First, we will calculate the observed frequencies. For each unique country, we will calculate the total number of each device type.

# observed frequencies
observed_frequencies = {}

for i in range(total_entries):
    country = countries[i]
    device = devices[i]

    if country not in observed_frequencies:
        observed_frequencies[country] = {}
    if device not in observed_frequencies[country]:
        observed_frequencies[country][device] = 0
    observed_frequencies[country][device] += 1

Next, we need to calculate the expected frequencies, which represent expected values with no correlation whatsoever.

# expected frequencies preparation
row_totals = {}
column_totals = {}
grand_total = sum(sum(row.values()) for row in observed_frequencies.values())

for country, devices in observed_frequencies.items():
    row_totals[country] = sum(devices.values())
    for device, frequency in devices.items():
        if device not in column_totals:
            column_totals[device] = frequency
            column_totals[device] += frequency

# expected frequencies
expected_frequencies = {}

for country, devices in observed_frequencies.items():
    expected_frequencies[country] = {}
    for device, frequency in devices.items():
        expected_frequency = (row_totals[country] * column_totals[device]) / grand_total
        expected_frequencies[country][device] = expected_frequency

After we have successfully prepared our data, we can calculate the chi-square value based on our observed and expected frequencies.

# chi-squared calculation
chi_squared = 0

for country, devices in observed_frequencies.items():
    for device, frequency in devices.items():
        expected_count = expected_frequencies[country][device]
        chi_squared += ((frequency - expected_count) ** 2) / expected_count

The last thing that remains is to define the significance level (alpha), calculate the degrees of freedom and get the critical value.
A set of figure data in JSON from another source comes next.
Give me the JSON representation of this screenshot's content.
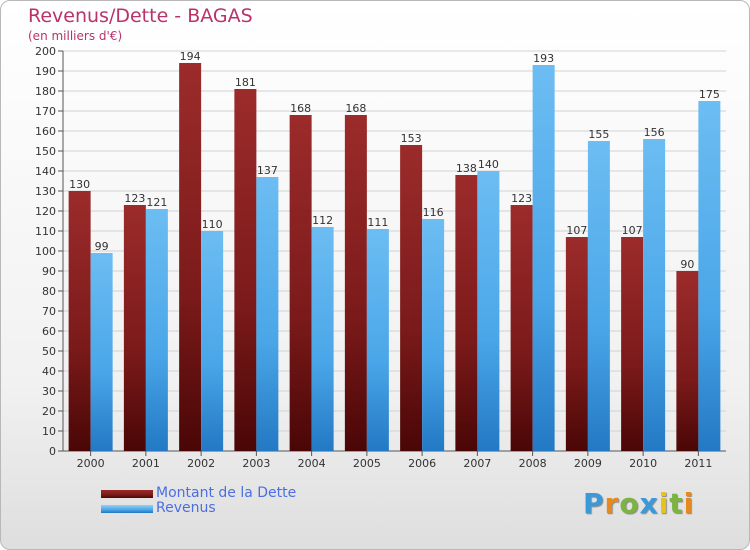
{
  "title": "Revenus/Dette - BAGAS",
  "subtitle": "(en milliers d'€)",
  "logo": {
    "text": "Proxiti",
    "letters": [
      {
        "char": "P",
        "color": "#3a9ad9"
      },
      {
        "char": "r",
        "color": "#e8891d"
      },
      {
        "char": "o",
        "color": "#7cb342"
      },
      {
        "char": "x",
        "color": "#3a9ad9"
      },
      {
        "char": "i",
        "color": "#e8c21d"
      },
      {
        "char": "t",
        "color": "#7cb342"
      },
      {
        "char": "i",
        "color": "#e8891d"
      }
    ]
  },
  "chart_data": {
    "type": "bar",
    "categories": [
      "2000",
      "2001",
      "2002",
      "2003",
      "2004",
      "2005",
      "2006",
      "2007",
      "2008",
      "2009",
      "2010",
      "2011"
    ],
    "series": [
      {
        "name": "Montant de la Dette",
        "values": [
          130,
          123,
          194,
          181,
          168,
          168,
          153,
          138,
          123,
          107,
          107,
          90
        ],
        "color": "#7b1a1a"
      },
      {
        "name": "Revenus",
        "values": [
          99,
          121,
          110,
          137,
          112,
          111,
          116,
          140,
          193,
          155,
          156,
          175
        ],
        "color": "#4aa6e8"
      }
    ],
    "yticks": [
      0,
      10,
      20,
      30,
      40,
      50,
      60,
      70,
      80,
      90,
      100,
      110,
      120,
      130,
      140,
      150,
      160,
      170,
      180,
      190,
      200
    ],
    "ylim": [
      0,
      200
    ],
    "grid": true,
    "legend": "bottom-left"
  }
}
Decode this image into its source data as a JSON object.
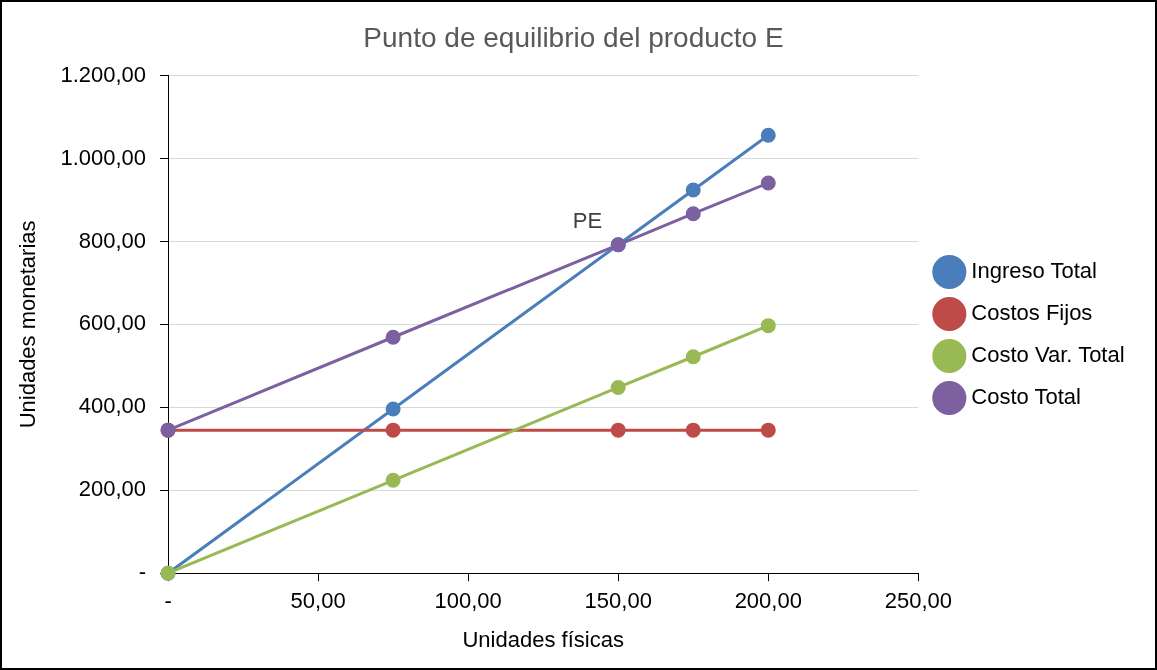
{
  "chart_data": {
    "type": "line",
    "title": "Punto de equilibrio del producto E",
    "xlabel": "Unidades físicas",
    "ylabel": "Unidades monetarias",
    "x": [
      0,
      75,
      150,
      175,
      200
    ],
    "series": [
      {
        "name": "Ingreso Total",
        "color": "#4a7ebb",
        "values": [
          0,
          396,
          792,
          924,
          1056
        ]
      },
      {
        "name": "Costos Fijos",
        "color": "#be4b48",
        "values": [
          345,
          345,
          345,
          345,
          345
        ]
      },
      {
        "name": "Costo Var. Total",
        "color": "#98b954",
        "values": [
          0,
          224,
          448,
          522,
          597
        ]
      },
      {
        "name": "Costo Total",
        "color": "#7d60a0",
        "values": [
          345,
          569,
          792,
          867,
          941
        ]
      }
    ],
    "xlim": [
      0,
      250
    ],
    "xticks": [
      {
        "value": 0,
        "label": "-"
      },
      {
        "value": 50,
        "label": "50,00"
      },
      {
        "value": 100,
        "label": "100,00"
      },
      {
        "value": 150,
        "label": "150,00"
      },
      {
        "value": 200,
        "label": "200,00"
      },
      {
        "value": 250,
        "label": "250,00"
      }
    ],
    "ylim": [
      0,
      1200
    ],
    "yticks": [
      {
        "value": 0,
        "label": "-"
      },
      {
        "value": 200,
        "label": "200,00"
      },
      {
        "value": 400,
        "label": "400,00"
      },
      {
        "value": 600,
        "label": "600,00"
      },
      {
        "value": 800,
        "label": "800,00"
      },
      {
        "value": 1000,
        "label": "1.000,00"
      },
      {
        "value": 1200,
        "label": "1.200,00"
      }
    ],
    "annotations": [
      {
        "text": "PE",
        "x": 150,
        "y": 792
      }
    ],
    "grid": "y",
    "legend": "right",
    "marker": "circle",
    "line_style": "solid"
  }
}
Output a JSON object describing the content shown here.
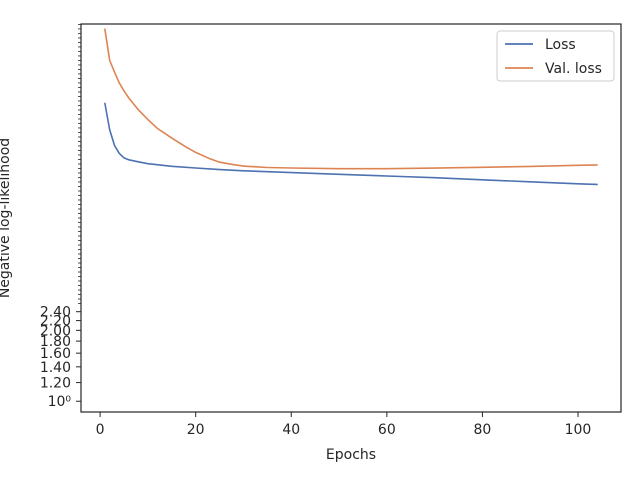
{
  "chart_data": {
    "type": "line",
    "xlabel": "Epochs",
    "ylabel": "Negative log-likelihood",
    "xlim": [
      -4,
      109
    ],
    "ylim": [
      0.9,
      40
    ],
    "yscale": "log",
    "x_ticks": [
      0,
      20,
      40,
      60,
      80,
      100
    ],
    "y_ticks": [
      {
        "value": 1.0,
        "label": "10⁰"
      },
      {
        "value": 1.2,
        "label": "1.20"
      },
      {
        "value": 1.4,
        "label": "1.40"
      },
      {
        "value": 1.6,
        "label": "1.60"
      },
      {
        "value": 1.8,
        "label": "1.80"
      },
      {
        "value": 2.0,
        "label": "2.00"
      },
      {
        "value": 2.2,
        "label": "2.20"
      },
      {
        "value": 2.4,
        "label": "2.40"
      }
    ],
    "grid": false,
    "legend": "top-right",
    "series": [
      {
        "name": "Loss",
        "color": "#4c72b0",
        "points": [
          [
            1,
            18.4
          ],
          [
            2,
            14.2
          ],
          [
            3,
            12.2
          ],
          [
            4,
            11.3
          ],
          [
            5,
            10.8
          ],
          [
            6,
            10.6
          ],
          [
            8,
            10.4
          ],
          [
            10,
            10.2
          ],
          [
            15,
            9.95
          ],
          [
            20,
            9.78
          ],
          [
            25,
            9.63
          ],
          [
            30,
            9.52
          ],
          [
            40,
            9.35
          ],
          [
            50,
            9.2
          ],
          [
            60,
            9.05
          ],
          [
            70,
            8.9
          ],
          [
            80,
            8.72
          ],
          [
            90,
            8.55
          ],
          [
            100,
            8.38
          ],
          [
            104,
            8.33
          ]
        ]
      },
      {
        "name": "Val. loss",
        "color": "#dd8452",
        "points": [
          [
            1,
            38
          ],
          [
            2,
            28
          ],
          [
            3,
            25
          ],
          [
            4,
            22.5
          ],
          [
            5,
            20.8
          ],
          [
            6,
            19.4
          ],
          [
            8,
            17.3
          ],
          [
            10,
            15.7
          ],
          [
            12,
            14.4
          ],
          [
            15,
            13.1
          ],
          [
            18,
            12.0
          ],
          [
            20,
            11.4
          ],
          [
            23,
            10.7
          ],
          [
            25,
            10.35
          ],
          [
            28,
            10.1
          ],
          [
            30,
            9.97
          ],
          [
            35,
            9.83
          ],
          [
            40,
            9.78
          ],
          [
            50,
            9.72
          ],
          [
            60,
            9.72
          ],
          [
            70,
            9.77
          ],
          [
            80,
            9.85
          ],
          [
            90,
            9.94
          ],
          [
            100,
            10.05
          ],
          [
            104,
            10.08
          ]
        ]
      }
    ]
  }
}
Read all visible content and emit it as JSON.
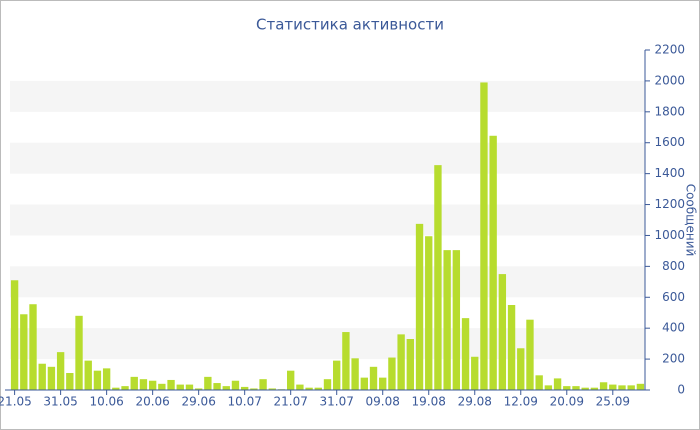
{
  "chart_data": {
    "type": "bar",
    "title": "Статистика активности",
    "y_label": "Сообщений",
    "categories": [
      "21.05",
      null,
      null,
      null,
      null,
      "31.05",
      null,
      null,
      null,
      null,
      "10.06",
      null,
      null,
      null,
      null,
      "20.06",
      null,
      null,
      null,
      null,
      "29.06",
      null,
      null,
      null,
      null,
      "10.07",
      null,
      null,
      null,
      null,
      "21.07",
      null,
      null,
      null,
      null,
      "31.07",
      null,
      null,
      null,
      null,
      "09.08",
      null,
      null,
      null,
      null,
      "19.08",
      null,
      null,
      null,
      null,
      "29.08",
      null,
      null,
      null,
      null,
      "12.09",
      null,
      null,
      null,
      null,
      "20.09",
      null,
      null,
      null,
      null,
      "25.09",
      null,
      null,
      null
    ],
    "values": [
      710,
      490,
      555,
      170,
      150,
      245,
      110,
      480,
      190,
      125,
      140,
      15,
      25,
      85,
      70,
      60,
      40,
      65,
      35,
      35,
      10,
      85,
      45,
      25,
      60,
      20,
      10,
      70,
      10,
      5,
      125,
      35,
      15,
      15,
      70,
      190,
      375,
      205,
      80,
      150,
      80,
      210,
      360,
      330,
      1075,
      995,
      1455,
      905,
      905,
      465,
      215,
      1990,
      1645,
      750,
      550,
      270,
      455,
      95,
      30,
      75,
      25,
      25,
      15,
      15,
      50,
      35,
      30,
      30,
      40
    ],
    "color": "#b7dc2e",
    "ylim": [
      0,
      2200
    ],
    "yticks": [
      0,
      200,
      400,
      600,
      800,
      1000,
      1200,
      1400,
      1600,
      1800,
      2000,
      2200
    ],
    "grid": true
  }
}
degrees_of_freedom = (len(row_totals) - 1) * (len(column_totals) - 1)
significance_level = 0.05
critical_value = chi2.ppf(1 - significance_level, degrees_of_freedom)

Now we have everything we need to either reject or not reject our null hypothesis.

if chi_squared < critical_value:
    print('Null hypothesis is NOT REJECTED:', null_hypothesis)
    print('Null hypothesis is REJECTED:', alt_hypothesis)


After running the Pearson's Chi-squared Test, we can see that our null hypothesis has not been rejected.

The degrees of freedom value is set to 27, the critical value is calculated to be 40.11 and the chi-squared value is 32.42. Since the chi-squared value is less than the critical value, we can conclude that the null hypothesis has not been rejected and therefore, There is NO major relationship or correlation between the country of origin and streaming devices.